Hello,
I have a function that is calculating a (double) logLikelihood taking two (MatrixXd) matrices as input arguments.
The majority of the computational time is spent doing a Cholesky decomposition and the subsequent solution of the system.
My results are correct but much slower than expected. Do you see any obvious mistakes in my code that might cost me time, or do you have any other suggestions of how this function could be written more efficiently? Thanks in advance.

Code: Select all

double LogLikelihood(  MatrixXd Y, MatrixXd K  ) {
int N= Y.rows(); //N-by-1
//K is N-by-N;

LLT <MatrixXd> llt_K(K); // compute the Cholesky decomposition of K

double logLikelihood =.0;
if (0 == llt_K.info ()) { // if the Cholesky decomposition exists.
      
   MatrixXd L = llt_K.matrixL(); 
   MatrixXd alpha = llt_K.solve(Y); 
   // equivalently but computationally far worse: MatrixXd alpha = K.inverse() * Y;
   
   //First term  // (.5)*Y'*inv(K)*Y
   ArrayXd A1 =  ((.5)*Y.transpose()*alpha ).array()  ;
   //Second term // (.5)*log(det(K))
   double A2 = 0.0;     
   ArrayXd  Q = (L.diagonal().array()) ;   
   for (int e=0; e<N; e++){
    A2 = log(Q(e)) + A2;
   }
   logLikelihood = -( double(A1(0)) + A2 + (N*.5)*log(2*PI)) ;
      logLikelihood = -logLikelihood; }
else {   
    logLikelihood= 12^12;    }   //just a non-sensical number
return (logLikelihood);
}


first of all, make sure you compiled with optimization enabled (-O2) and with a recent compiler.

Then, since Y is a vector, use a VectorXd, the solve and product operations will be much faster.

You can also simplify your code a bit, no need to copy L, nor its diagonal:

A2 = llt_k.matrixL().diagonal().array().log().sum();

for A1, you can simply do:

double A1 = 0.5 * (Y.transpose() * alpha).value();

Thank you for the suggestions.
My code got an approximate 10% speedup just by using ".log().sum()" when it came to the determinant.

Strangely when using vectors instead of matrices the solve operations seem slower rather than faster some reason.

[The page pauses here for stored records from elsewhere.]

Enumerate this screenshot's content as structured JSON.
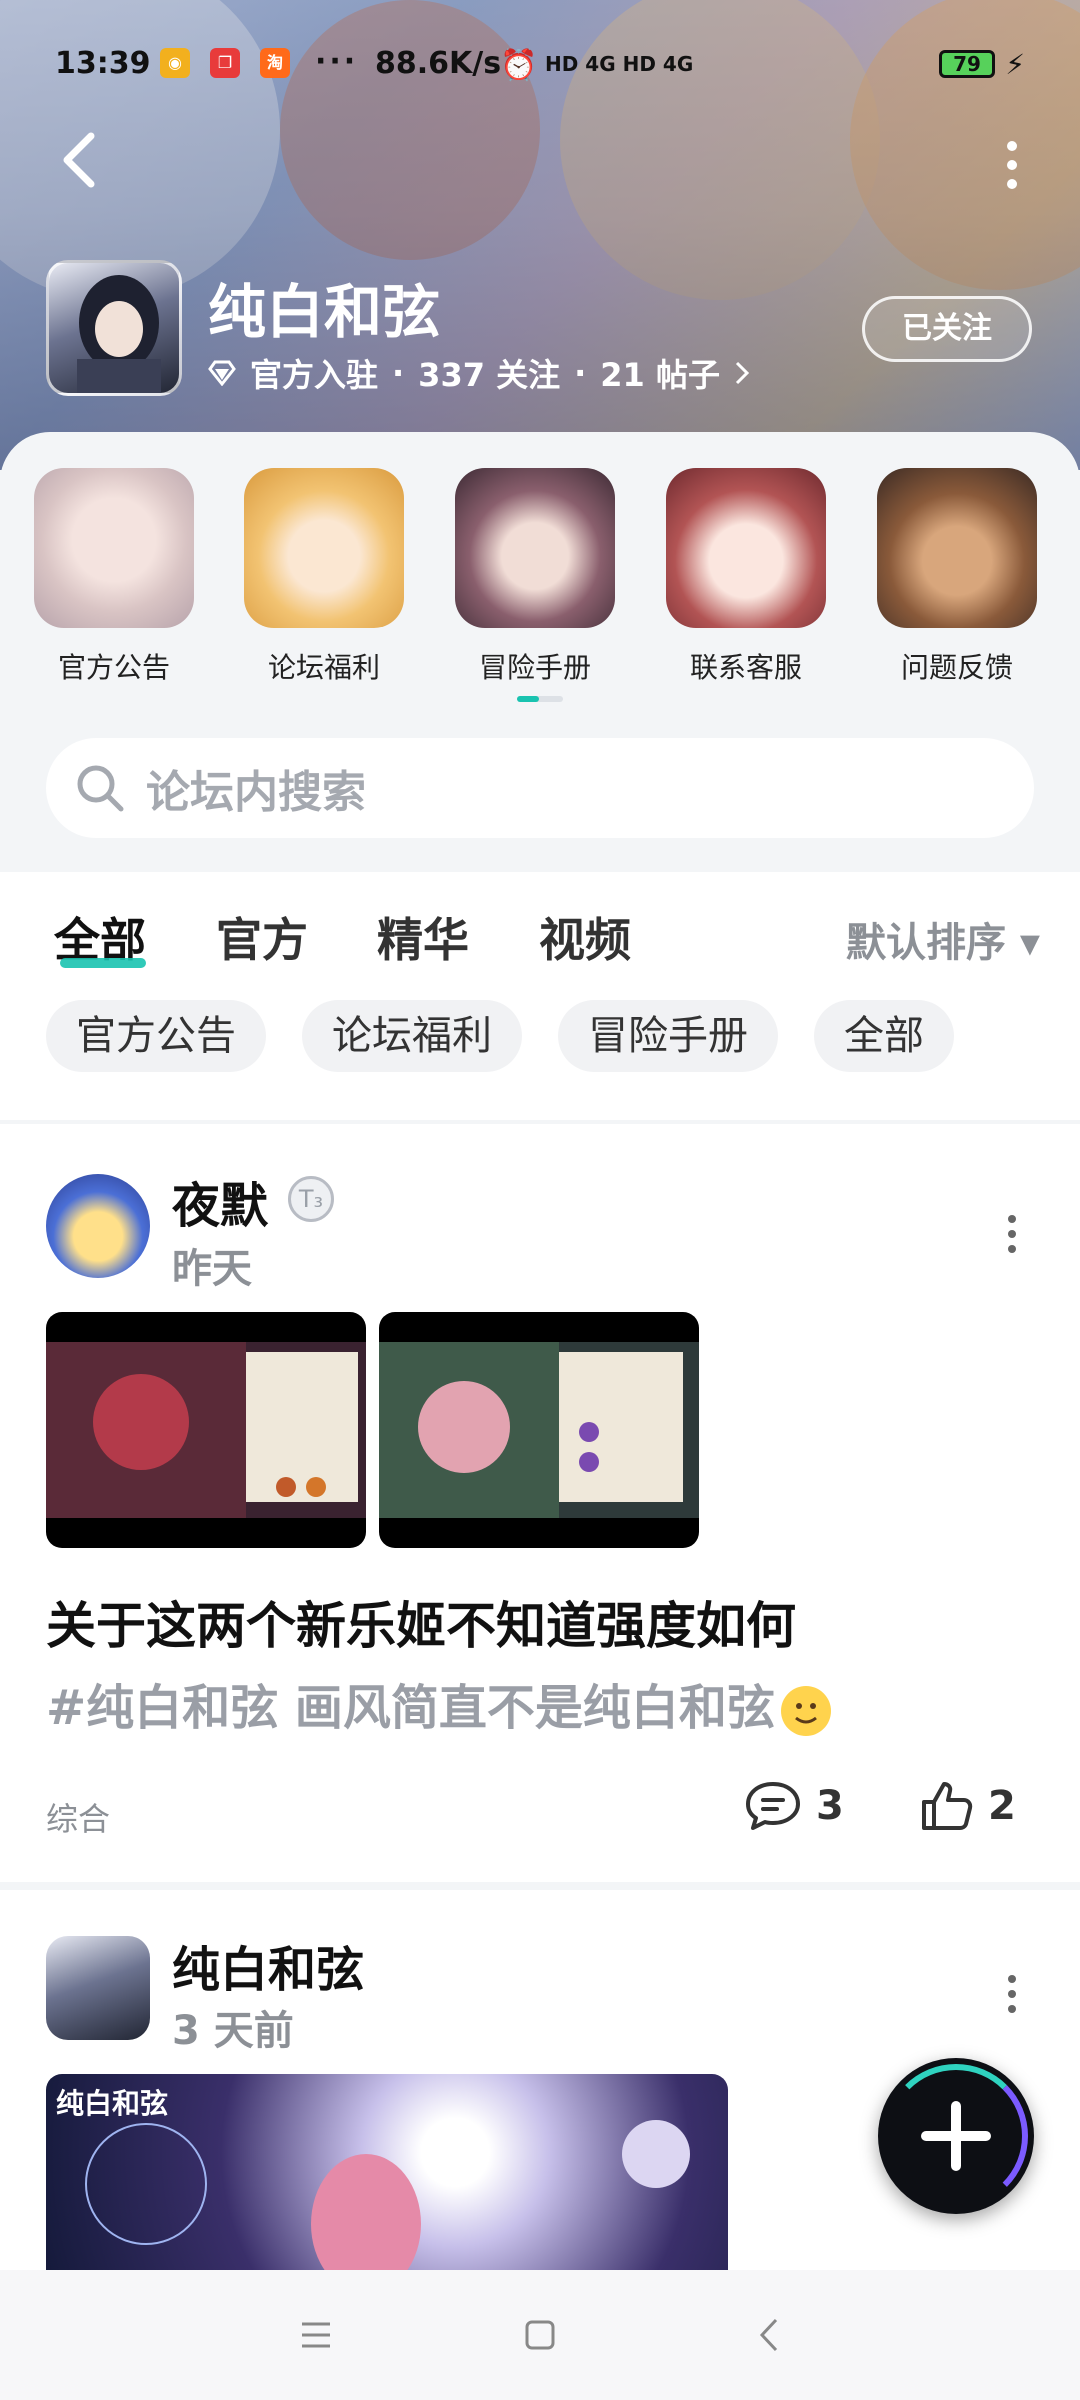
{
  "status_bar": {
    "time": "13:39",
    "dots": "···",
    "network_speed": "88.6K/s",
    "network_badges": "HD 4G HD 4G",
    "battery": "79"
  },
  "forum": {
    "name": "纯白和弦",
    "meta_official": "官方入驻",
    "meta_follow": "337 关注",
    "meta_posts": "21 帖子",
    "meta_dot": "·",
    "follow_button": "已关注"
  },
  "shortcuts": [
    {
      "label": "官方公告",
      "color": "#f2d8d6"
    },
    {
      "label": "论坛福利",
      "color": "#f4d29a"
    },
    {
      "label": "冒险手册",
      "color": "#6a4a55"
    },
    {
      "label": "联系客服",
      "color": "#9b4a4a"
    },
    {
      "label": "问题反馈",
      "color": "#c88a5a"
    }
  ],
  "search": {
    "placeholder": "论坛内搜索"
  },
  "tabs": [
    {
      "label": "全部"
    },
    {
      "label": "官方"
    },
    {
      "label": "精华"
    },
    {
      "label": "视频"
    }
  ],
  "sort_label": "默认排序 ▾",
  "chips": [
    {
      "label": "官方公告"
    },
    {
      "label": "论坛福利"
    },
    {
      "label": "冒险手册"
    },
    {
      "label": "全部"
    }
  ],
  "posts": [
    {
      "author": "夜默",
      "level": "T₃",
      "time": "昨天",
      "title": "关于这两个新乐姬不知道强度如何",
      "tags": "#纯白和弦 画风简直不是纯白和弦",
      "category": "综合",
      "comments": "3",
      "likes": "2"
    },
    {
      "author": "纯白和弦",
      "time": "3 天前",
      "banner_label": "纯白和弦"
    }
  ],
  "accent_color": "#19c3b0"
}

I am using Eigen 3.0.5, compiling with gcc version 4.4.3 (Ubuntu 4.4.3-4ubuntu5.1).
In my original post I forgot to mention I was using "-march=native -O3" as compile arguments.

here is what I meant:

Code: Select all

double LogLikelihood(const VectorXd& Y, const MatrixXd& K) {
  int N = Y.size();

  LLT<MatrixXd> llt_K(K);

  double logLikelihood = 0.;
  if (llt_K.info()==Eigen::Success) { // if the Cholesky decomposition exists.

   VectorXd alpha = llt_K.solve(Y);

   double A1 =  0.5*(Y.transpose()*alpha).value();
   double A2 = llt_K.matrixLLT().diagonal().array().log().sum();

   logLikelihood = ( A1 + A2 + (N*.5)*log(2*M_PI));
  }
  else {
    //just a non-sensical number
    logLikelihood= 12^12;
  }
  return logLikelihood;
}


My code works better now, I got there after a while. Yes, using vectors is faster.
I had introduced an unrelated mistake during the initialisation of the matrices/vectors when I changed my code to work with vectors instead of matrices. (I found it thanks to your code.)

Thanks again.